Search code examples
wikidataopenrefinereconcile

Create wikidata items from records in OpenRefine (and not rows)?


I read that OpenRefine Wikidata plugins always operates in row mode.

I am in a situation where I have data in records mode : The record is a serial/magazine, and the rows in this records are the various formats of the same serial/magazine (typically, paper and electronic version). Each row has a unique ISSN identifier.Wikidata considers there is only one item for the serial/magazine (my records), but no separate items for each of the formats (my rows).

When reconciling data to Wikidata, all rows of the same record will typically match the same wikidata item, or none of the rows will match, or sometines only one row of the record will match (e.g. if only one ISSN of the format - say paper format - is known in Wikidata, but not the others).

enter image description here

What I would like to do is create items in Wikidata for each records for which no reconciliation result was found (iow, for which no rows has matched), and not for each row. And, when creating this item, I would like to add the ISSNs of all the rows in this record.

I am wondering if it is possible to do that ? and how ?

Thanks


Solution

  • Yes, it is possible. You need to perform the reconciliation operation on the first column instead.
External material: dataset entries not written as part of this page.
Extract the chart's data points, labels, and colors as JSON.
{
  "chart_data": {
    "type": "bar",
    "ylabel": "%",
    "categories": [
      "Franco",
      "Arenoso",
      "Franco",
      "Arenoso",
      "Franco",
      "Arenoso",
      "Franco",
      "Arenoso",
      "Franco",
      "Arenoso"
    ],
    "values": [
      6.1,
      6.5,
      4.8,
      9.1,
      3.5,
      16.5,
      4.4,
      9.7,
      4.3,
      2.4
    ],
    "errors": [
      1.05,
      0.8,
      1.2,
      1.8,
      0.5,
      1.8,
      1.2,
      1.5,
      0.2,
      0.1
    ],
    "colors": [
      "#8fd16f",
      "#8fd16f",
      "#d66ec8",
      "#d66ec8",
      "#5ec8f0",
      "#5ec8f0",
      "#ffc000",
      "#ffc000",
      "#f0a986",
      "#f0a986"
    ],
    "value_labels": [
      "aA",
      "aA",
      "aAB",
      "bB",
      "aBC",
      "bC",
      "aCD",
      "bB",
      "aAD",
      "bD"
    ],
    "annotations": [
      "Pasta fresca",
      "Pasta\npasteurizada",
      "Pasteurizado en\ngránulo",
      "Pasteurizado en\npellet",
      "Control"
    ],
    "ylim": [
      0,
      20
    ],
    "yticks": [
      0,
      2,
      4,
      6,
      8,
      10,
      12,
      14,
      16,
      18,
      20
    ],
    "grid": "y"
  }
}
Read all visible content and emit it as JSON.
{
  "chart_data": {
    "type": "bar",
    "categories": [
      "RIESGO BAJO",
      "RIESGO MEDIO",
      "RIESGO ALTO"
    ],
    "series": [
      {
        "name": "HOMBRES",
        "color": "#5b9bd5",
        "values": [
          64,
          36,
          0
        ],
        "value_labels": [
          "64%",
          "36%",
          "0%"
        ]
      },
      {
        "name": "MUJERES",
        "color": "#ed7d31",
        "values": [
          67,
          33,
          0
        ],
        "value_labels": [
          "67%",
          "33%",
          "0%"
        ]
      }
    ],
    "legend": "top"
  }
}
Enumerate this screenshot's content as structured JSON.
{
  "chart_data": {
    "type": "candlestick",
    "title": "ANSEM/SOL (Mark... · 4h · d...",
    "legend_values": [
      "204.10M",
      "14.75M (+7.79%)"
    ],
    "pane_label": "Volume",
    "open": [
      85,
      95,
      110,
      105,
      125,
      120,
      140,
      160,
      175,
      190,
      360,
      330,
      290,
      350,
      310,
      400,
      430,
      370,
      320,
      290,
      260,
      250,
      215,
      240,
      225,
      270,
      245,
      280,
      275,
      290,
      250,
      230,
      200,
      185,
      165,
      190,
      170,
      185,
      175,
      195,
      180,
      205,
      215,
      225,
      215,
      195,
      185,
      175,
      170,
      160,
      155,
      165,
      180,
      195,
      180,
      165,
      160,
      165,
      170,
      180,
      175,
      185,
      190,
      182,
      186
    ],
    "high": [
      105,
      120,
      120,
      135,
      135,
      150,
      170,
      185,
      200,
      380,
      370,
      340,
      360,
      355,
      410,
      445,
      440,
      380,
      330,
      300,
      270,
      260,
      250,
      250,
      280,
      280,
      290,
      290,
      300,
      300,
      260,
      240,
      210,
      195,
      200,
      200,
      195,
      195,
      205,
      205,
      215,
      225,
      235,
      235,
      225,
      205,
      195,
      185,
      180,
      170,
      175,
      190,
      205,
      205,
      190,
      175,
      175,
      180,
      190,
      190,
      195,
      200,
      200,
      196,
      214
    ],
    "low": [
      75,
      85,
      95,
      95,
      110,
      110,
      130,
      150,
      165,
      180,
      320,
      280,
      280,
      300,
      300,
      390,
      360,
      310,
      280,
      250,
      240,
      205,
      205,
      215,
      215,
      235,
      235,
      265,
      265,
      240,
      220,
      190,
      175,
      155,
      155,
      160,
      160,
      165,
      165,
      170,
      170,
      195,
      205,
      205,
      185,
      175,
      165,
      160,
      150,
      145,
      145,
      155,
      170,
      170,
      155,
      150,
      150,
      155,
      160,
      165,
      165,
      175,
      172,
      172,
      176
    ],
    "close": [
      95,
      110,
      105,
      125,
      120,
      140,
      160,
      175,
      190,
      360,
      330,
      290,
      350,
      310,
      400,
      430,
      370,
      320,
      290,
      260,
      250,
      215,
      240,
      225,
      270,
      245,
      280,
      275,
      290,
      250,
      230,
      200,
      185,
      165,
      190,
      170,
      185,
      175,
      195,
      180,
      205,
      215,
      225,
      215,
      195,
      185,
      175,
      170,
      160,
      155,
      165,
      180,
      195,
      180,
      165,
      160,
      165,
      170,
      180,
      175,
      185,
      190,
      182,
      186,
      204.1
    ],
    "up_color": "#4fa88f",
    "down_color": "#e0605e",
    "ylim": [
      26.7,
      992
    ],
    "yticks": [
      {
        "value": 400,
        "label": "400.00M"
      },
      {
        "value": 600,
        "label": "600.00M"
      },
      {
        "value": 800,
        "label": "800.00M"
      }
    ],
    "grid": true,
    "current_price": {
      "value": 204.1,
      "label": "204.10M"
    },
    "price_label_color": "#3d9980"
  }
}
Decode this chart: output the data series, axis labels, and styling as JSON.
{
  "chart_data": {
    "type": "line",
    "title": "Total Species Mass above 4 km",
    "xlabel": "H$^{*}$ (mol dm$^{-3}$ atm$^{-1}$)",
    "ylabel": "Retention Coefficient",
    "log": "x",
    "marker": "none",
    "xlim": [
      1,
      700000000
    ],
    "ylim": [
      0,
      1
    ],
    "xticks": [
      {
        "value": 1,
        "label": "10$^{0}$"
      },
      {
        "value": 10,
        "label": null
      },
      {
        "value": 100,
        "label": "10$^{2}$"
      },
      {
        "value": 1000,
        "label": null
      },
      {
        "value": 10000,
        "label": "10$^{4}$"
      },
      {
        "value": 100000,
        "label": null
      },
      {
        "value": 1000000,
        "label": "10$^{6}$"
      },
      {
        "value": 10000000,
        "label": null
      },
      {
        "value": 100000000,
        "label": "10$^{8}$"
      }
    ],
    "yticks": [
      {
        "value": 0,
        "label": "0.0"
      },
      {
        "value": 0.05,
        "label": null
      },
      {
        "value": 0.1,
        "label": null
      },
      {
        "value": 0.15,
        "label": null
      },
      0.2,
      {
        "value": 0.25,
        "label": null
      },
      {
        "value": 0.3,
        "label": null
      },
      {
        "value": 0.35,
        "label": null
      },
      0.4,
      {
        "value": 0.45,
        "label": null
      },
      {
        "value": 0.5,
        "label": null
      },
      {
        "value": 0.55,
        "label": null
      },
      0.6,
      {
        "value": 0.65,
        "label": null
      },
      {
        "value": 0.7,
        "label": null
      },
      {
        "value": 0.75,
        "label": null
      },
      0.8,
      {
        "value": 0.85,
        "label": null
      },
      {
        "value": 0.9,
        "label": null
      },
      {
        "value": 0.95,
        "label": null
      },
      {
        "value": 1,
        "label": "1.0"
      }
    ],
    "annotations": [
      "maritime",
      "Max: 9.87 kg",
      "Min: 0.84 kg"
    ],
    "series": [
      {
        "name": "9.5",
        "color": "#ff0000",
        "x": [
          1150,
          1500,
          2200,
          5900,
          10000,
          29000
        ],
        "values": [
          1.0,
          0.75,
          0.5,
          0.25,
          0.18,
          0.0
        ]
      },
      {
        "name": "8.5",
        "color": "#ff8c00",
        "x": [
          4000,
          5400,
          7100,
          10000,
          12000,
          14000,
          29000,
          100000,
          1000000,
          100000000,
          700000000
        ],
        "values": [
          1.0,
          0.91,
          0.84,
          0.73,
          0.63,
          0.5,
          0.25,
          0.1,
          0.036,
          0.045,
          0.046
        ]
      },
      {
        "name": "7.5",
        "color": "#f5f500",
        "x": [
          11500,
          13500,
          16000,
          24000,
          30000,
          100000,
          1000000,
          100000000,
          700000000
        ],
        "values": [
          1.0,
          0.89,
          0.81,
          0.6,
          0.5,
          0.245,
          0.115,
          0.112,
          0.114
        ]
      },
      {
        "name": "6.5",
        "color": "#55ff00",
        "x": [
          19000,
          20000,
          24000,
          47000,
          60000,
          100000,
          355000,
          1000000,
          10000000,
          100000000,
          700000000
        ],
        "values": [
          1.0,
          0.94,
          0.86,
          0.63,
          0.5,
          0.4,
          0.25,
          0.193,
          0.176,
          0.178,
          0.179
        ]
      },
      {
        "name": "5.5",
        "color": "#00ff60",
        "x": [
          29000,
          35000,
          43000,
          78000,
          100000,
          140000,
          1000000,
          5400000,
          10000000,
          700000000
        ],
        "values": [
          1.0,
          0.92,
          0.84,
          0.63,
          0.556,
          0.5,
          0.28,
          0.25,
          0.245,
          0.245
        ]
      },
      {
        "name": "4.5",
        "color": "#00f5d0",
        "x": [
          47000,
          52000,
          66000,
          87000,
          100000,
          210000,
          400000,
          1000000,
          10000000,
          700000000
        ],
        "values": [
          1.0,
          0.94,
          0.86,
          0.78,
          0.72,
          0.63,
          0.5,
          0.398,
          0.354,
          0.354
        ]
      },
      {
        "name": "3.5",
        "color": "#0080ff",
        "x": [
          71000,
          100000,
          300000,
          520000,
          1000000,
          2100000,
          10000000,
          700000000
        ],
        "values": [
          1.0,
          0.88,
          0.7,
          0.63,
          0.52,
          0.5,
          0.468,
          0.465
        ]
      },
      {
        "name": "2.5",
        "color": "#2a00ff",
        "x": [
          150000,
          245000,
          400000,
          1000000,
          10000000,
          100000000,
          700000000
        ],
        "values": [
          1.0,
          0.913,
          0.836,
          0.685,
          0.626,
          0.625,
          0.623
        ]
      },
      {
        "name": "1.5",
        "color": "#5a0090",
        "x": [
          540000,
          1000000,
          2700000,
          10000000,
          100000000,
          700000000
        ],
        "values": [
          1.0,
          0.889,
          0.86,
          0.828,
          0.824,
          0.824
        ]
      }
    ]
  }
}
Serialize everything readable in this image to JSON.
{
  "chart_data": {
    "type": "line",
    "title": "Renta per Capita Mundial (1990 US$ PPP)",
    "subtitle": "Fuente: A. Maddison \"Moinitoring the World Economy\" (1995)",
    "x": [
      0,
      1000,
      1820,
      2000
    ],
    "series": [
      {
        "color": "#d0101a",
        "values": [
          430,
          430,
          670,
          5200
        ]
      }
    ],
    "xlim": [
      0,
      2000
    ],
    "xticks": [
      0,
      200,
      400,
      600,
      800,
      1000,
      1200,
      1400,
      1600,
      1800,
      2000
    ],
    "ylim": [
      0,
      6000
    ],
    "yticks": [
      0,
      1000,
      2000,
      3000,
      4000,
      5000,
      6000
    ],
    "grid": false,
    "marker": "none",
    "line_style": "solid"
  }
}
    • As mentioned by the documentation, use the Fill down operation on the first column, which defines your records;
    • Reconcile the column to Wikidata;
    • Then, the Create one new item for similar cells action (in the Reconcile -> Actions menu)
    • Create a schema where the first column is used as subject id.

    Assuming the values in your first column are initially distinct (which is the case in your example), this will create one item per record.

    In your example, because your first column contains ISSNs and not titles, I would first create a root column with titles instead (before the process explained above). In rows mode, facet to keep the first row of each record by selecting non-blank values in the first column, and then copy your column with titles, and move this new column in first position. This should ensure that reconciliation picks up existing items. Note that if the same title is used by multiple journals this will create a single item for both of them, unless you add other properties in your reconciliation configuration (such as ISSN).